Nigeria’s Dangote Cement drives local bourse to new height on share repurchase deal
By Samuel Bankole
Investors buying interest in the continent’s biggest cement firm, Dangote Cement drove the local equity market to a new high on Tuesday on the back of the company’s decision to launch a share buy back exercise toward the end of the year.
Share in Dangote Cement, which accounts for a fifth of the market capitalisation jumped by 6.34 percent as investors scrambled to take positions in the stock ahead of the December 30, date for the share repurchase.
The cement firm, majorly owned by Africa’s richest man had on Monday announced plans to launch a share buy back of about 0.5 percent of its issued capital between December 30-31, 2020.
This has spurred investor appetite for the cement company shares, pushing up the market main index for the second day in a row.
The Nigerian Stock Exchange (NSE) All Share Index (ASI) rose to a new 21/2 year high and extended the market rally for the seventh consecutive trading day.
The index rose 1.2 percent to 37,893.61 points, a level last seen in July 2018.

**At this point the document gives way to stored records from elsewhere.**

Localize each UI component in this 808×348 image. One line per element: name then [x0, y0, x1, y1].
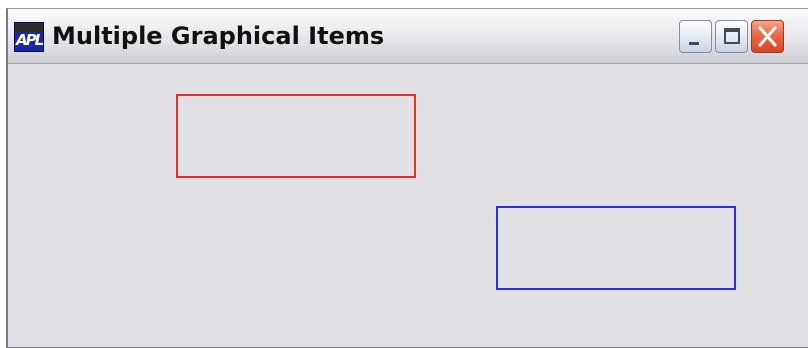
maximize-button[interactable]	[715, 20, 748, 53]
close-button[interactable]	[751, 20, 784, 53]
minimize-icon	[689, 42, 699, 45]
minimize-button[interactable]	[679, 20, 712, 53]
graphics-canvas[interactable]	[8, 65, 808, 347]
title-bar[interactable]: APL Multiple Graphical Items	[8, 9, 808, 64]
red-rectangle[interactable]	[176, 94, 416, 178]
window-title: Multiple Graphical Items	[52, 22, 385, 50]
maximize-icon	[724, 28, 740, 44]
apl-app-icon[interactable]: APL	[14, 22, 44, 52]
close-icon	[758, 26, 777, 47]
blue-rectangle[interactable]	[496, 206, 736, 290]
app-window: APL Multiple Graphical Items	[6, 8, 808, 348]
app-icon-glyph: APL	[16, 31, 44, 49]
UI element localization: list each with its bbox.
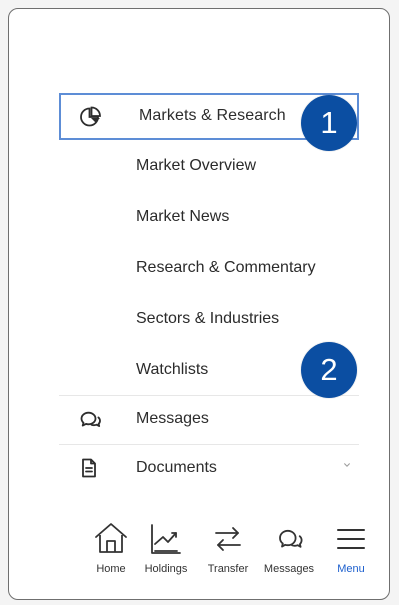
nav-transfer[interactable]: Transfer bbox=[200, 516, 256, 586]
pie-chart-icon bbox=[79, 105, 103, 129]
callout-badge-text: 2 bbox=[320, 352, 338, 387]
submenu-item-label: Watchlists bbox=[136, 360, 209, 378]
nav-label: Menu bbox=[337, 563, 365, 575]
submenu-item-research-commentary[interactable]: Research & Commentary bbox=[59, 242, 359, 293]
nav-messages[interactable]: Messages bbox=[261, 516, 317, 586]
submenu-item-label: Market News bbox=[136, 207, 230, 225]
callout-badge-1: 1 bbox=[301, 95, 357, 151]
nav-label: Holdings bbox=[144, 563, 188, 575]
submenu-item-label: Sectors & Industries bbox=[136, 309, 280, 327]
transfer-icon bbox=[209, 520, 247, 558]
side-menu: Markets & Research Market Overview Marke… bbox=[59, 93, 359, 493]
phone-frame: Markets & Research Market Overview Marke… bbox=[8, 8, 390, 600]
callout-badge-2: 2 bbox=[301, 342, 357, 398]
nav-home[interactable]: Home bbox=[83, 516, 139, 586]
chevron-down-icon[interactable] bbox=[343, 461, 351, 469]
bottom-navigation: Home Holdings Transfer Messages Menu bbox=[83, 516, 371, 586]
nav-label: Messages bbox=[263, 563, 315, 575]
submenu-item-market-overview[interactable]: Market Overview bbox=[59, 140, 359, 191]
home-icon bbox=[92, 520, 130, 558]
messages-icon bbox=[270, 520, 308, 558]
submenu-item-label: Market Overview bbox=[136, 156, 257, 174]
submenu-item-sectors-industries[interactable]: Sectors & Industries bbox=[59, 293, 359, 344]
nav-holdings[interactable]: Holdings bbox=[138, 516, 194, 586]
menu-item-messages[interactable]: Messages bbox=[59, 396, 359, 444]
submenu-item-label: Research & Commentary bbox=[136, 258, 316, 276]
menu-icon bbox=[332, 520, 370, 558]
holdings-icon bbox=[147, 520, 185, 558]
menu-item-documents[interactable]: Documents bbox=[59, 445, 359, 493]
menu-item-label: Messages bbox=[136, 410, 209, 427]
nav-menu[interactable]: Menu bbox=[323, 516, 379, 586]
nav-label: Transfer bbox=[207, 563, 249, 575]
chat-icon bbox=[77, 407, 101, 431]
menu-item-label: Documents bbox=[136, 459, 217, 476]
submenu-item-market-news[interactable]: Market News bbox=[59, 191, 359, 242]
menu-item-label: Markets & Research bbox=[139, 107, 286, 124]
callout-badge-text: 1 bbox=[320, 105, 338, 140]
nav-label: Home bbox=[96, 563, 126, 575]
document-icon bbox=[77, 456, 101, 480]
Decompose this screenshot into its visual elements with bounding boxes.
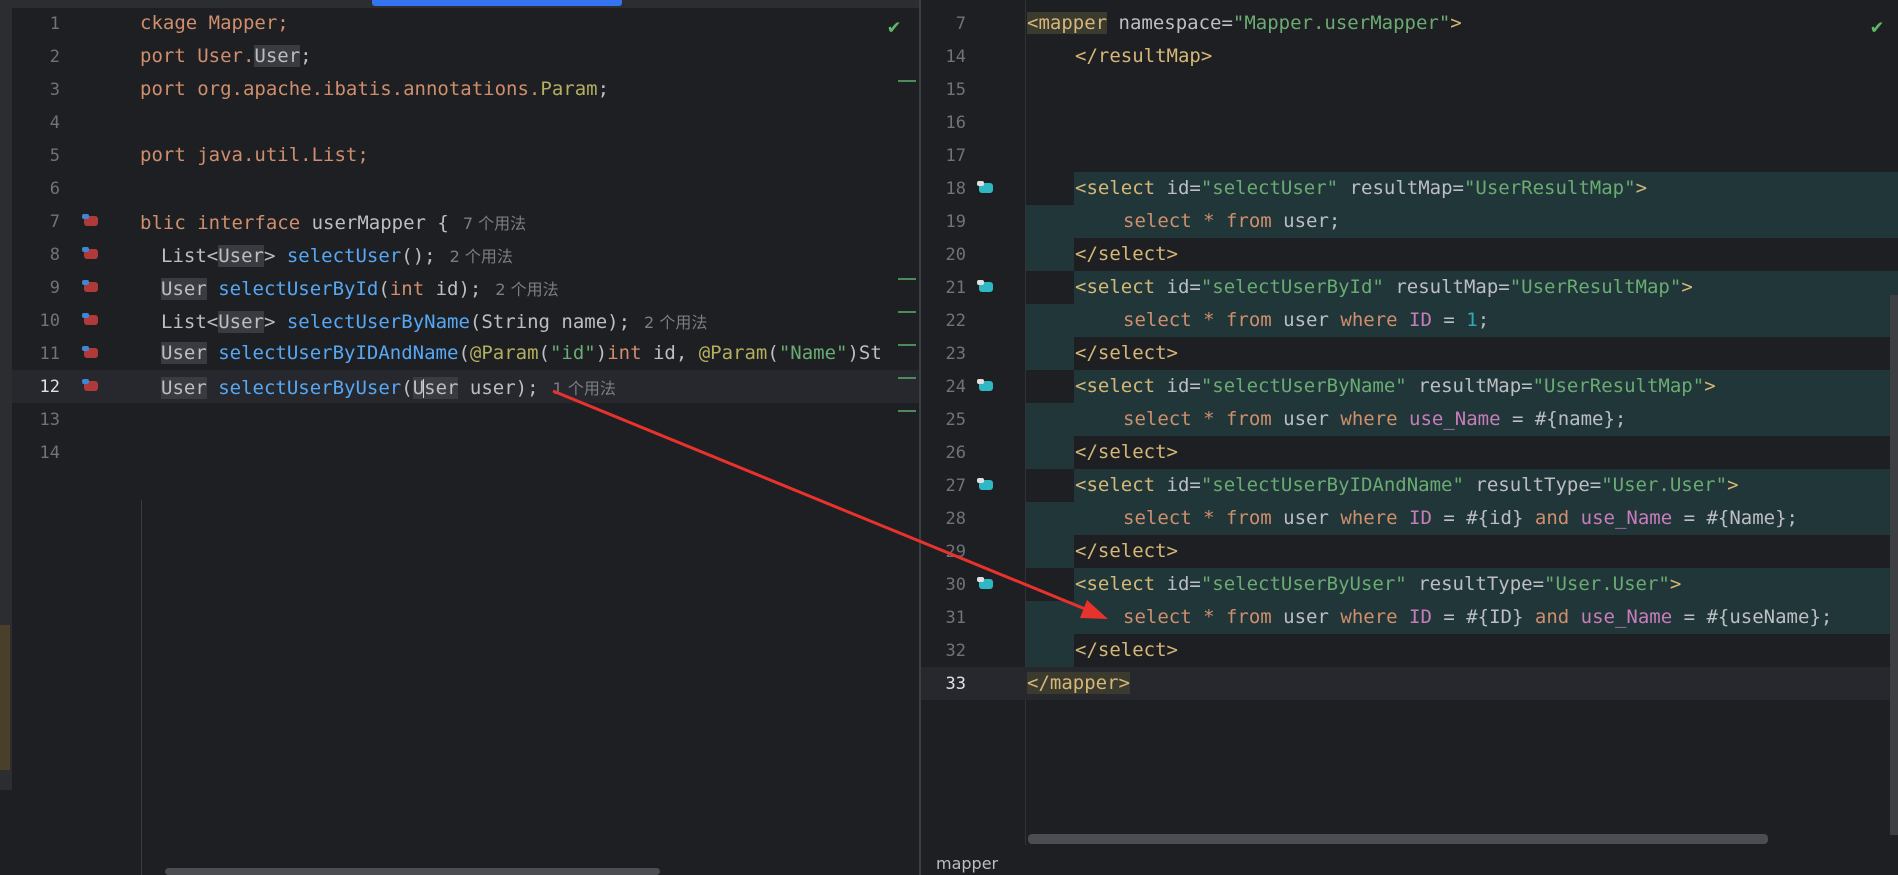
annotation-arrow: [552, 389, 1108, 619]
arrow-shaft: [552, 389, 1091, 613]
arrow-head: [1080, 600, 1108, 619]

The market index rose by 1.74 percent to close at 37,443.40 points on Monday after investors showed tremendous interest in the shares of the cement firm.
Analysts projected that the company could postpone the share buy back exercise if the share prices are driven higher than the projections made by the company’s directors for the share repurchase.
Dangote Cement has recorded 72.5 percent gain year-to-date, closing at N240 per share on Tuesday.
Other gainers include chocolate maker, Cadbury which gained 4 percent to close at N9 a share, household product maker PZ gained 2.8 percent to close at N5.50 while lender United Bank for Africa (UBA) gained 2.4 percent to close at N8.40 a share.